Other people argue that ethics and morality are simply a kind of social contract. In societies where people care only for themselves, life is "nasty, short and brutish". And so to preserve ourselves, we invent such norms as would go to protect us, what is called the "social contract theory". But this is not ultimately an adequate view. For it says that I should be moral because in the long haul I would be better off embracing that policy.

But this view is met with an immediate problem. The selfish part of us will prompt us to say that just because all of us as a group will be better off if we're all moral, it does not follow from this that I, as an individual, will be better off. Would it not be the case that I might be better off as an individual, if while everyone acts morally, for me, just on the selective occasions, especially when I'm not likely to be caught, disregard morality, and simply do what will benefit me most? After all, in reality, many live quite happily by this so-called "free-rider" attitude to life. And frequently their consciences do not prick them. So long as there are enough people recycle their plastic bottles and tin-cans, then my negligence to be environmentally responsible, will not hurt planet earth too adversely.

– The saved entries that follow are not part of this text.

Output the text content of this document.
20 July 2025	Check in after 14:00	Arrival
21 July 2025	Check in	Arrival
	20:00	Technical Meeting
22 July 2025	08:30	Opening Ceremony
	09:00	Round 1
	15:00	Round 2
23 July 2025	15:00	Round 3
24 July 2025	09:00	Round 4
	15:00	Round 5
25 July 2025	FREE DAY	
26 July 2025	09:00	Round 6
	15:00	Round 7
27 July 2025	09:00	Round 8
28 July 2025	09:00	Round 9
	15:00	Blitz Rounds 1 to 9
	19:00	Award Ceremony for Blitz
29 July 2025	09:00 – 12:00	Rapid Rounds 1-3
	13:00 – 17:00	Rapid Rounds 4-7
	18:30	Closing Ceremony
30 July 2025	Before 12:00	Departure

But the moment you argue that the free-rider is morally wrong, then you are affirming the fact that morality has a deeper foundation than mere self-interest. It simply does not appear that the social contract view is rigorous and durable enough to be the bedrock of morality. Furthermore, isn't it the case, that the basic underlying moral principle that we ought to keep the contract, is in the first place presupposed by any such contract. But if no such Moral Being exists, then this nagging sense of "oughtness" is indeed a strange inexplicable brute fact.

Does it not seem more natural to conclude that this universal experience of "oughtness" reveals that the Transcendence that lies behind the universe, is a Moral Being. And consequently, in the light of this sense of "oughtness", surely belief in God is not unreasonable.